Businesses to spend more on security as the number, size of cyberattacks grow

Dive Brief:

Nearly 70% of organizations expect an increase in the "the number and size" of cyberattacks in the next 12 months, according to Deloitte's Cyber risk in the wake of COVID-19: Building Greater Resilience survey of more than 880 C-suite members and executives on June 1. The "cyber events" they expect to increase target their organization.
More than half of respondents, 56%, are increasing their security spending in response to COVID-19-related "disruption," according to the survey. Less than one-third of respondents, 29%, don't anticipate a change in spending.
The greatest security hurdles related to COVID-19's disruption are insider threats and identifying the location of malicious activity. Executives are also concerned about upholding 24/7 security coverage and maintaining privacy and security regulations.

Dive Insight:

COVID-19 changed how businesses run. Consequently, security had to adapt.

The traditional methods of working on-premise "broke down" in March and for security, a business component reliant on a security-centric culture, it changed drastically, Chris Kennedy, CISO and VP Customer Success at AttackIQ, told CIO Dive.

Gartner adjusted its expected spending on information security for 2020 with cloud security leading the charge. Cloud security is expected to increase 33.3% year-over-year, reaching $585 million in 2020. On-premise security, including network security equipment had the steepest decline, projected to drop 12.6% year-over-year.

"Frankly, the reason why many organizations require brick and mortar working, is either because there is a lack of security or because of legacy processes," said Kennedy.

IT will likely spend the next three to five years reckoning with legacy systems that tie them to an office as a result of COVID-19's disruption, according to Kennedy. "These security investments are, well, the new architecture," he said. "It used to be concentrations and localities," but there is no locality anymore with a remote workforce.

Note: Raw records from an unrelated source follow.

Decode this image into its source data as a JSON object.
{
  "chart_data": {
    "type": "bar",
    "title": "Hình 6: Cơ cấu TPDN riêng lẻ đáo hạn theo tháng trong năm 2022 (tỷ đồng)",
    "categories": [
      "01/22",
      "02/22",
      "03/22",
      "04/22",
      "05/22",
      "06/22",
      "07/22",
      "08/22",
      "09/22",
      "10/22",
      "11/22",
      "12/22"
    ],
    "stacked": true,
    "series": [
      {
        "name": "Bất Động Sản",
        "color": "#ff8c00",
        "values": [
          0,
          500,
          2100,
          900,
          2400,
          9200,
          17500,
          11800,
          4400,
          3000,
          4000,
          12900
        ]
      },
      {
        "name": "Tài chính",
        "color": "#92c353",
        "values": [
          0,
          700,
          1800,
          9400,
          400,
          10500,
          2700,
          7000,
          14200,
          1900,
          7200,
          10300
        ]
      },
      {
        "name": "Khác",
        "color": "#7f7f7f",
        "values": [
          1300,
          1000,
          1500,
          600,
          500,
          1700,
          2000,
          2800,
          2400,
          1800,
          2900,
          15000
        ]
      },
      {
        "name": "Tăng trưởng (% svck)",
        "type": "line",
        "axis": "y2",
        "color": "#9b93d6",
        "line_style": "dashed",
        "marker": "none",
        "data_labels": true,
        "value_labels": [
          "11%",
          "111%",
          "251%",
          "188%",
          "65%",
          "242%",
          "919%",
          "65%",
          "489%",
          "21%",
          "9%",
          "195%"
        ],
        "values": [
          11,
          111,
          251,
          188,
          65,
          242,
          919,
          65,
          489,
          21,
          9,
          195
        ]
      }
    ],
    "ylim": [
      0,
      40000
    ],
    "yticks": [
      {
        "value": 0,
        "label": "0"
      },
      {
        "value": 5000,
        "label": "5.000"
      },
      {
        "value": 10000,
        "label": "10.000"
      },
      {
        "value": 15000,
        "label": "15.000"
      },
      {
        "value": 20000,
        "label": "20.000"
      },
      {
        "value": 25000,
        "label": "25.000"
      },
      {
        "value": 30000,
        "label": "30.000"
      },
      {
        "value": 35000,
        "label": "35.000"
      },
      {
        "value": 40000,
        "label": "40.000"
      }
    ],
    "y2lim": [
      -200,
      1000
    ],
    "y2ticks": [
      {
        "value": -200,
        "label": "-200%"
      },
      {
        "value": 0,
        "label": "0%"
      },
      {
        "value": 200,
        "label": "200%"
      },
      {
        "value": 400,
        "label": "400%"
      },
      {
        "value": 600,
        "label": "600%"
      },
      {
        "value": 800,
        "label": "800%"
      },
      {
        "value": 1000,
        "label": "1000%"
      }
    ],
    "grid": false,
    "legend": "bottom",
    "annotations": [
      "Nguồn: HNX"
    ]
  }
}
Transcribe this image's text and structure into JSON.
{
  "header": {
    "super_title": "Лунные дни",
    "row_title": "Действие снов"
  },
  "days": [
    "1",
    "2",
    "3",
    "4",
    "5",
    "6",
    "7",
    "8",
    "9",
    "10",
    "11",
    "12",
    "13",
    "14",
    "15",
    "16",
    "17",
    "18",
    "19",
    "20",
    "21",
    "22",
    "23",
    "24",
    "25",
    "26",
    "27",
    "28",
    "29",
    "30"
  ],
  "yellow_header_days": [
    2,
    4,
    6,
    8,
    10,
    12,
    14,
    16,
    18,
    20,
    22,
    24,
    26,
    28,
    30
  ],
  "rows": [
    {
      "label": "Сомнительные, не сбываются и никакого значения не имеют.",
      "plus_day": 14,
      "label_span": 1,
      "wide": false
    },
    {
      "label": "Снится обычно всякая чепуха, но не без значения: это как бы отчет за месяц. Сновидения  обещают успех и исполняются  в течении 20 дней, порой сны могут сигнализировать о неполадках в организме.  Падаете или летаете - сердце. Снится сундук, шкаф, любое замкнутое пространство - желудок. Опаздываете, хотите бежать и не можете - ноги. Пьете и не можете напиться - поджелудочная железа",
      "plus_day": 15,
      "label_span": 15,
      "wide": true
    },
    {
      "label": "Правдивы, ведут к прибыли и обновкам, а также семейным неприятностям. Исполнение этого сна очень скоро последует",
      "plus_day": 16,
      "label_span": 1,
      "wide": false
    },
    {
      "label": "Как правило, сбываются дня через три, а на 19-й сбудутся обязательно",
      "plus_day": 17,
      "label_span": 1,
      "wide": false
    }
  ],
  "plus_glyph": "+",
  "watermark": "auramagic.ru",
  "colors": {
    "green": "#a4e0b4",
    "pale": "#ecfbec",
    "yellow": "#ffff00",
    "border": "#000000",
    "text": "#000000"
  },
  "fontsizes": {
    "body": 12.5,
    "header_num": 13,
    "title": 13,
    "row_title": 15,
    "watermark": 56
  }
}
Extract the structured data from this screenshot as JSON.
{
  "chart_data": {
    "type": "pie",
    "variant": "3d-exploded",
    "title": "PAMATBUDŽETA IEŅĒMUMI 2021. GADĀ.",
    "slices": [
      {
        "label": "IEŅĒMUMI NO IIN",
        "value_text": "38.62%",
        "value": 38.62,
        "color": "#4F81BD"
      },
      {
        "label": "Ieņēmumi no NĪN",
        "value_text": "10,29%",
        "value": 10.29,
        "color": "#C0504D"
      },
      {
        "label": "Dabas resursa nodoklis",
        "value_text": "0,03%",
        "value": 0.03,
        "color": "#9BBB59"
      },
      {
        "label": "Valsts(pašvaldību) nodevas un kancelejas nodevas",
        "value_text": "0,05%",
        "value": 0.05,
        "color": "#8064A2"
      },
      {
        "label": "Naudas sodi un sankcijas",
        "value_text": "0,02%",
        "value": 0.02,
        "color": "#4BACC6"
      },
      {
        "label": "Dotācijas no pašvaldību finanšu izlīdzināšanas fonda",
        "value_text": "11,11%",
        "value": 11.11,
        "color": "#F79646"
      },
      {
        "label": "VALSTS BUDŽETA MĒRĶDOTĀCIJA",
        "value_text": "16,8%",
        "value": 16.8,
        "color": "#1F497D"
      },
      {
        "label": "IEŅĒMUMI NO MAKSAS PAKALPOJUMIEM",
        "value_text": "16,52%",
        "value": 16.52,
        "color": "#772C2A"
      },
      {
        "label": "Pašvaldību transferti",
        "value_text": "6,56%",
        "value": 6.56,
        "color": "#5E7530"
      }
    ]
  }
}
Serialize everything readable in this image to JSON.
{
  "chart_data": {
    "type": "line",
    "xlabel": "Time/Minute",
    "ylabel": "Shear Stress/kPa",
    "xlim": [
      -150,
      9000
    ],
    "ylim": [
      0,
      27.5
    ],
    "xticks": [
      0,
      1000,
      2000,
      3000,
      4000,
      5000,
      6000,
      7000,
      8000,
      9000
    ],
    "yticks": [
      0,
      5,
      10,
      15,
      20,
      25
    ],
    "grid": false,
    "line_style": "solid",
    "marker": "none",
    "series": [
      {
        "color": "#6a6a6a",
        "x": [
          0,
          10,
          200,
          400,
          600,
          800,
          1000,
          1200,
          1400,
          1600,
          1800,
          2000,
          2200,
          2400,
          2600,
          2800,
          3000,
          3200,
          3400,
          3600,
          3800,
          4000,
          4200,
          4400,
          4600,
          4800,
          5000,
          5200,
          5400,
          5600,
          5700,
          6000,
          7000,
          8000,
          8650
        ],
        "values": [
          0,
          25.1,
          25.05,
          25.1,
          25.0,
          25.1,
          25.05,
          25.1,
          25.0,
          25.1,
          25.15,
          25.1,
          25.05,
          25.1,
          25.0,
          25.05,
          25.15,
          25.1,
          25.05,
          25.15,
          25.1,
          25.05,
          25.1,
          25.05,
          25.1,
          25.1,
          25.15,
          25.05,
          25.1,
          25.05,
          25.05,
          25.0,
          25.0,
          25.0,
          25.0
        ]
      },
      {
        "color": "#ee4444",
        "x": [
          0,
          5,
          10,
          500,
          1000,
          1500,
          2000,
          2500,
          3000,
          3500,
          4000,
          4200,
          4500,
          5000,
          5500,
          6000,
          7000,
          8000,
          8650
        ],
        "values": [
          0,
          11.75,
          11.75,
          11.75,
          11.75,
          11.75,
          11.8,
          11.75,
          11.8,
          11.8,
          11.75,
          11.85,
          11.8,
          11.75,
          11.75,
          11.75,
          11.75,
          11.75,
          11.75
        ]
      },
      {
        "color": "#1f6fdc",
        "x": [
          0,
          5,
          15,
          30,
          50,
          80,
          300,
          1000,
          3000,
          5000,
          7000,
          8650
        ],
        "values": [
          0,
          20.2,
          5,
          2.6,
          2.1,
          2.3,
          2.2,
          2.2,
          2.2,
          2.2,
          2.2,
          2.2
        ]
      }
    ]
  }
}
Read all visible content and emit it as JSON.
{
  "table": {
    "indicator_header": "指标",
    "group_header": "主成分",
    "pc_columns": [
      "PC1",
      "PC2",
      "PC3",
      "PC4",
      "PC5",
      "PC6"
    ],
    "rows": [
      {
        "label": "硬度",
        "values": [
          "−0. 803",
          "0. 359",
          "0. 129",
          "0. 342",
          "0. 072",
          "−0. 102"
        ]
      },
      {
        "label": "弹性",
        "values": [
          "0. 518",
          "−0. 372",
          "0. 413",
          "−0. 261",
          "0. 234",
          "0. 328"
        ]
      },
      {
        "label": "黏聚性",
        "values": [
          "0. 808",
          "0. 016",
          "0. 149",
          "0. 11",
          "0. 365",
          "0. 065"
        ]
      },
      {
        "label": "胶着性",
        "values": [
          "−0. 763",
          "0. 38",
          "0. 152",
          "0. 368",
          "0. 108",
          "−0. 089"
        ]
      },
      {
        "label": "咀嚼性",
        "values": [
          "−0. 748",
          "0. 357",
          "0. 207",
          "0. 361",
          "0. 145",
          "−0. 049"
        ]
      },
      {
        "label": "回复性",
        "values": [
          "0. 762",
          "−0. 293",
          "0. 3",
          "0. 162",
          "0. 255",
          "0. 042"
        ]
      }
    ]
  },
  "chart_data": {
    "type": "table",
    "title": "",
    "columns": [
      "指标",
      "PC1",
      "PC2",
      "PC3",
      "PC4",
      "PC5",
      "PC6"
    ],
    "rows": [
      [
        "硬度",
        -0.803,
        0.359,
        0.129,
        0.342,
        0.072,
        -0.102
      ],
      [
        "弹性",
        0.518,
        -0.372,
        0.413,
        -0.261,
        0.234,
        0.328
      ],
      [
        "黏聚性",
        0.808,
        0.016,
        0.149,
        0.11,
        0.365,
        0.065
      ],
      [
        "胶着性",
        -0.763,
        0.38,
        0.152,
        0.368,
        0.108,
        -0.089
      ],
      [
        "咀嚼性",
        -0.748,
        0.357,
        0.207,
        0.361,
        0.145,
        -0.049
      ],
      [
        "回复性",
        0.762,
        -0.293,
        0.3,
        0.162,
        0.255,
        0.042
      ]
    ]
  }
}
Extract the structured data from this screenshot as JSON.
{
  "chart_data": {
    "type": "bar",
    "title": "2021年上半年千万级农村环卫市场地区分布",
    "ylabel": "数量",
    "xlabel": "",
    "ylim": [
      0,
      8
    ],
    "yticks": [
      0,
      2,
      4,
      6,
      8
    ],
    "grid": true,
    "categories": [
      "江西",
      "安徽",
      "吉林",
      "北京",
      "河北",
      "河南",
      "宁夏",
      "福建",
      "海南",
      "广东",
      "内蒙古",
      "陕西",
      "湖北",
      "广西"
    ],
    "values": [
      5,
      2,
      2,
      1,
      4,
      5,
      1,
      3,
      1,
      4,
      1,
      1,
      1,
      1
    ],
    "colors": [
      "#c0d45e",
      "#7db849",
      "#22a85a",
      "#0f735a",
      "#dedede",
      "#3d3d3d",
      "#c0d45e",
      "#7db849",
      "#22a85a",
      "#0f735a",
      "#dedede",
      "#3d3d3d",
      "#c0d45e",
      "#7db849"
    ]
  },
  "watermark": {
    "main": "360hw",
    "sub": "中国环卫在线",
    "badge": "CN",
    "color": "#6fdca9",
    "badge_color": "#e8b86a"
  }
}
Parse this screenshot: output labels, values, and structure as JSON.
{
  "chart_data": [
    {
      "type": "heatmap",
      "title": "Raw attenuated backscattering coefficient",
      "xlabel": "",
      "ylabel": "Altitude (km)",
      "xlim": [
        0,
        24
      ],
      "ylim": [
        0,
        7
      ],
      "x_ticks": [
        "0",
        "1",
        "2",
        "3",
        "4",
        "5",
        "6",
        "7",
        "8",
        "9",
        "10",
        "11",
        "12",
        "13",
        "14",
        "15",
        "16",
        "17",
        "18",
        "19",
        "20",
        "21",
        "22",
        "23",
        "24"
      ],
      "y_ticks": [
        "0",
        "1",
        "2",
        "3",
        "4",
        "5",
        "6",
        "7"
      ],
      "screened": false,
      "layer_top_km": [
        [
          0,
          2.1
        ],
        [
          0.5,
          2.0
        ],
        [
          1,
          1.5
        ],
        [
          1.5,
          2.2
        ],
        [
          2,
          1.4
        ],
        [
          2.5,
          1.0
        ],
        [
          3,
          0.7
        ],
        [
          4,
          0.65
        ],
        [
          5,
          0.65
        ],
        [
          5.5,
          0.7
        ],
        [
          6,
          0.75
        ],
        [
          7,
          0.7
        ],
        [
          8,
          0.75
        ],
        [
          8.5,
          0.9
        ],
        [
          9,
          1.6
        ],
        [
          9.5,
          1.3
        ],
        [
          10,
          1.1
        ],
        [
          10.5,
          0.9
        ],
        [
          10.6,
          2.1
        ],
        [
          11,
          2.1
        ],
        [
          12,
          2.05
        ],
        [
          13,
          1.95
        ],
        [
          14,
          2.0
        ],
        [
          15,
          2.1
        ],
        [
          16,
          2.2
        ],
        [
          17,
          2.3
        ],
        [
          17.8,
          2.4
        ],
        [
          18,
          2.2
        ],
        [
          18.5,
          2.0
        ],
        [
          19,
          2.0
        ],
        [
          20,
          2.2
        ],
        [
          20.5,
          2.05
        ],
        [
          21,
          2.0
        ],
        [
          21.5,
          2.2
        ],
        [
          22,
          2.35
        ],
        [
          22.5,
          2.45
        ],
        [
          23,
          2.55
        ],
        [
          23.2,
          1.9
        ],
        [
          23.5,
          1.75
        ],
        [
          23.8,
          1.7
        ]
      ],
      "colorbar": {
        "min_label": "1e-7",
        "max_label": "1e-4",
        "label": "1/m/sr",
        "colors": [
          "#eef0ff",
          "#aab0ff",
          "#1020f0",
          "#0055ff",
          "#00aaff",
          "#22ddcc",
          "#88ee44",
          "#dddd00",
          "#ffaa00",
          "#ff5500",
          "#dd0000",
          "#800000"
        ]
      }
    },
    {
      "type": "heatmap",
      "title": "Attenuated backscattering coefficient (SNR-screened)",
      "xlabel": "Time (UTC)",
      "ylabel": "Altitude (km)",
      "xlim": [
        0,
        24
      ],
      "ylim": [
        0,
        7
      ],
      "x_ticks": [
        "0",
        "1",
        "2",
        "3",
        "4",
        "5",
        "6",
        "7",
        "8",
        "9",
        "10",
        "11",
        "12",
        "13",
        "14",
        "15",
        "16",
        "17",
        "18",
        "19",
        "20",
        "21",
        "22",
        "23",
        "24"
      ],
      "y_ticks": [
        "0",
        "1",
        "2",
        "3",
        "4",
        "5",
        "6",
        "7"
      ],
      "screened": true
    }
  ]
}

Without a central location, endpoint visibility is at the forefront of security, behind employee behavior and training. But the breakdown of an in-office security mindset and physical deterrence, such as cameras, challenges organizations' ability to track insider threats. Businesses had to reevaluate their insider threat program's capacity for perceiving threats outside the office.

Adjusting to a security perimeter that reaches every employee's home created a minefield of potential misconfiguration because tools were deployed too quickly. "Attackers prey on entropy, as in, when you move fast, you likely screw stuff up," such as VPNs, said Kennedy.

Annual business impact assessments will likely look different by the end of 2020, said Kennedy. How long would it take for an organization to recover from a cyber event — a day, a month, a year?

Before COVID-19, building a resiliency model for an entire workforce working from home for a year was unlikely, said Kennedy. "There was always just more important stuff to do, but here we are."